Четыре Александра! И еще будут: изгнанный из страны; объявленный сумасшедшим;
и — сослуживец Фатали, который возникнет и исчезнет, будто и не было его вовсе!Но Фатали пока знает четырех: одного зарезали, о другом его восточная поэма, третий вскоре будет убит горской пулей, четвертого скосила лихорадка.
Еще один Александр, помимо тех, которые были и будут, — только и разговоров в Тифлисе: вернулся Александр Чавчавадзе!.. А как мечтал Фатали попасть к нему домой, познакомиться с ним! Человек-легенда, генерал, дважды ссылали в Тамбов, и оба раза за участие в заговоре за независимость Грузии; но возможно ли? Ссылали и выпускали: в первый раз помогло ходатайство отца, а во второй — прежде всего собственные заслуги: дрался против Наполеона, воевал с персами.
— А ты о масонстве! Кто за тебя, Фатали, походатайствует? Какой князь?! — Поди ответь Хасай-беку Уцмиеву.
— А ты? Разве ты не князь?
Хасай-бек махнул рукой. Если такие, как Чавчавадзе, ничего не смогли, и такие заслуги, такая слава, Столько звезд… Чего добьешься ты?.
И никто не узнает. Заглохнет голос меж стен каземата, крикнуть не успеешь. Но кому кричать?
Кто услышит? И даже там, на севере, вот же они — и Одоевский, и Мишель. А прежде — Бестужев…
— Могу вас познакомить, Фатали. — Это Бакиханов. Но и не спешит, ханская гордость не позволяет являться незванно к грузинскому князю.
Может, Одоевский? Он ввел к Чавчавадзе Мишеля, может, Мишель введет Фатали? Но он сам-то был лишь раз, а Одоевского скосила лихорадка. Фатали б говорил с Александром Чавчавадзе на фарси, о Хайяме, которого перевел поэт на грузинский.
Так и не навестил, то да се, а там нелепая гибель князя: с чего-то внезапно испугалась лошадь, впереди будто блеснули волчьи глаза, — шарахнулась, князь вылетел из одноколки и разбился насмерть.
Одоевский желтый-желтый, губы воспалены, улыбнулся, выступила кровавая трещинка на ранке: «Мне улыбаться нельзя…» Фатали это знакомо — мать!.. Здесь и Мишель, но Фатали много лет спустя понял, что означают слова:
«…говорили, что именно ты о мечах и оковах».
Прочтет лет через двадцать тонкий-тонкий листок: «…но лишь оковы обрели».
И к Фатали, будто споря с ним:
— Да и прочли вы разве мои стихи прежде, нежели написали свою элегическую восточную поэму, этот, кажется, в «Московском наблюдателе» я прочел, прекрасный цветок, брошенный на могилу Пушкина.
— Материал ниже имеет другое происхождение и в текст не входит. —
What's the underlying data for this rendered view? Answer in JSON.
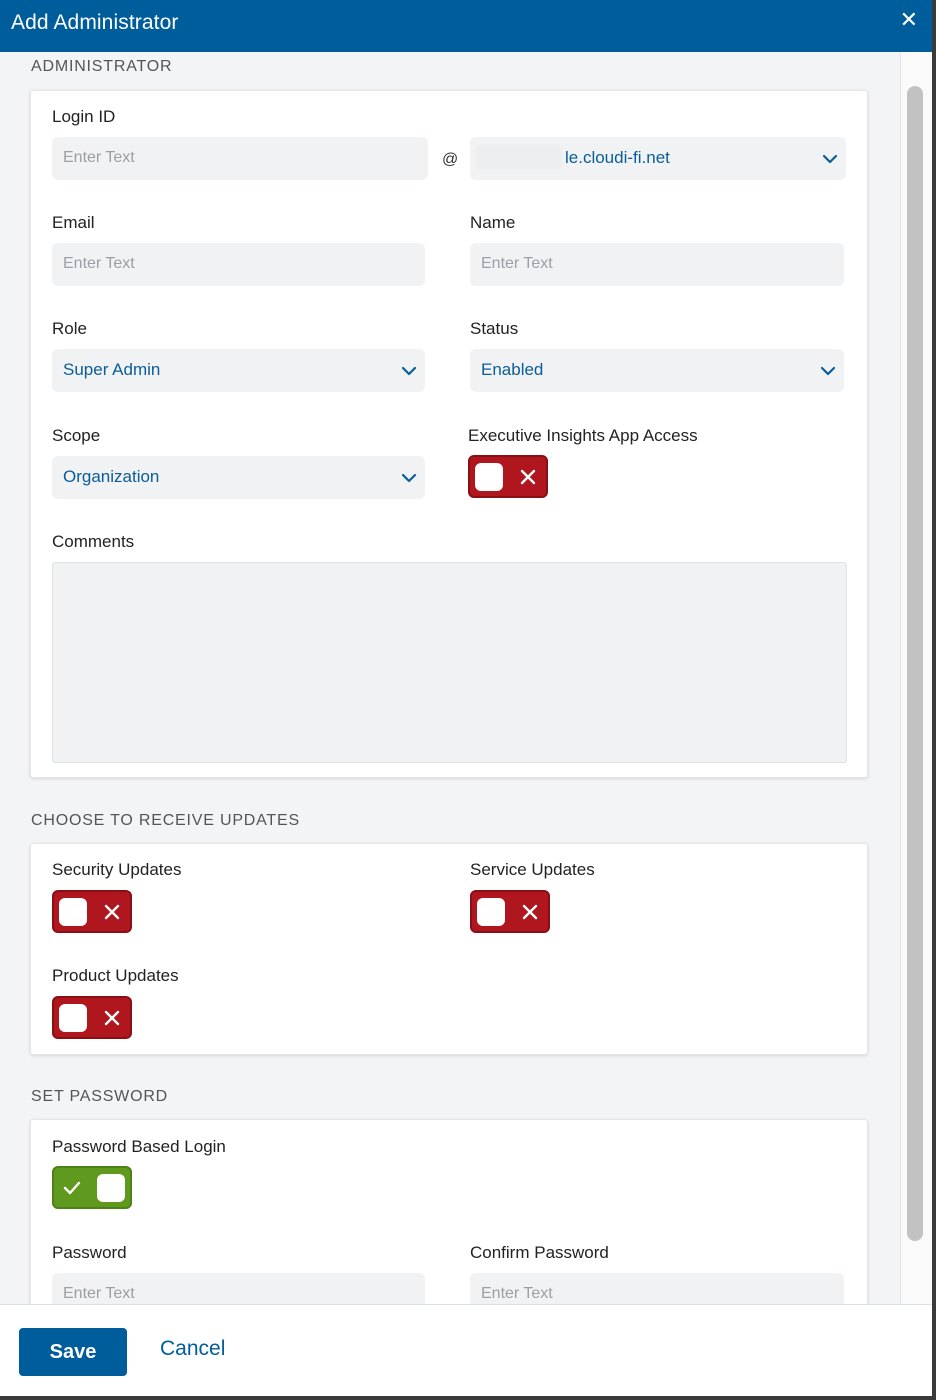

А в ушах Фатали — слова барона Розена: толстые губы, одутловатые щеки, багрово-красные генеральские погоны; пунцово-алое и желтое-желтое…
— По-моему, — это Одоевский, — вы не могли их прочесть тогда.
«Ух, как холодно!..»
Дрожь передается и Фатали.
Малярийному комару очень была по душе кровь ссыльных.
«Впивайтесь, впивайтесь!..» — император шлепнул по руке — меж рыжих волос запутался безобидный северный братец южного малярийного комара; смельчак — испробовать царской крови!.. Шлепнул, а потом вывел размашистым, но четким почерком резолюцию, как обычно, по-французски, на ходатайстве, кажется, барона Розена разрешить перевести измученного лихорадкой Бестужева из Гагр, где свирепствуют малярийные комары, в другое место («может, в Санкт-Петербург?!»): «Не Бестужеву с пользой заниматься словесностью! Он не должен служить там, где невозможно без вреда для службы».
Неужто это Бестужев? — удивляется Фатали. — И так близко! Потрясен и Бестужев: уж где-где, а здесь и не мыслилось прежде, что придет день, и он вчитается в иноязычные строки о Пушкине; что-то новое, другими глазами, иной душой; и далекое и близкое! А те, кто пошли в декабре на падишаха, представить не могли себе! Чтоб иноязычные, чтоб иноверцы — да так написали?! Если б прежде доверились Фатали, и он бы смог прочесть стихи северного собрата!
— Барон, если помните, всегда восторгался, что письма в Тифлис из Петербурга приходят за одиннадцать дней.